Bumble has an alternate mode for finding friends, but it is infamously rife with people who are either gay and cruising for sex with some veneer of plausible deniability (on the male side) or incredibly flaky (on the female side). It only matches you with potential friends of the same sex because, in practice, opposite sex pairing only happened between people who were into each other's physical looks anyway, and the man would typically end the "friendship" date by trying to convert it into a date-date where he could get laid sometime soon. As a result, male-female friendship was officially declared unrealistic and removed from the app.

The real Tinder equivalent for finding friends is probably Meetup; look for some hobby or activity group that meets in your area, go there every single team the meetup occurs, and make small talk while participating. Regular attendance will eventually net you friends in the same way regular gym attendance will make you jacked: i.e., not the first time, nor as fast as you might hope, but after 2-3 years everyone will see the difference.

That's certainly the plot of Jane Austen's books - but the theme of the "bastardized modern version" is the conclusion a modern person would draw even if they read the originals.

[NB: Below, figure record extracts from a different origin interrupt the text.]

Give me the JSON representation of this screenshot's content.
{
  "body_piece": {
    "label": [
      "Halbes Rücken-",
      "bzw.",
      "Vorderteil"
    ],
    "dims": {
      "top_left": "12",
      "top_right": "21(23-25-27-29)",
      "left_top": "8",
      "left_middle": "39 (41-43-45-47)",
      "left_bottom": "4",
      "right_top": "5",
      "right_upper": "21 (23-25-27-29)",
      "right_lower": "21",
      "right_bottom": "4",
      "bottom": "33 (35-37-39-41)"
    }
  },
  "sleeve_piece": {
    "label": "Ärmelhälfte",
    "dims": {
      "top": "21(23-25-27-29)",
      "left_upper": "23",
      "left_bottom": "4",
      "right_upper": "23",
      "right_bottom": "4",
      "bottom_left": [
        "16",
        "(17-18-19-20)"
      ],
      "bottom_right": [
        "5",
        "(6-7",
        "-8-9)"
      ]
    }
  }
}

Yes, the heroines of Jane Austen books have to marry for sound financial reasons. That is not an endorsement of marriage! It's an endorsement of having enough money. For a fun romantic fiction, it's still an excellent plot device to make your character have to go flirt with someone, and then you write about the ups and downs of the flirting versus the finances. The lesson a modern woman takes is that you should have your own apartment and job, and then you will never have to flirt with anyone except Mr. Darcy.

Of course, the point of the "Prejudice" in the "Pride and Prejudice" is that you might not want to flirt with Mr. Darcy either, and you might need to get over yourself and think twice to land a really good match, but that's typically not the theme I see emphasized by modern readers.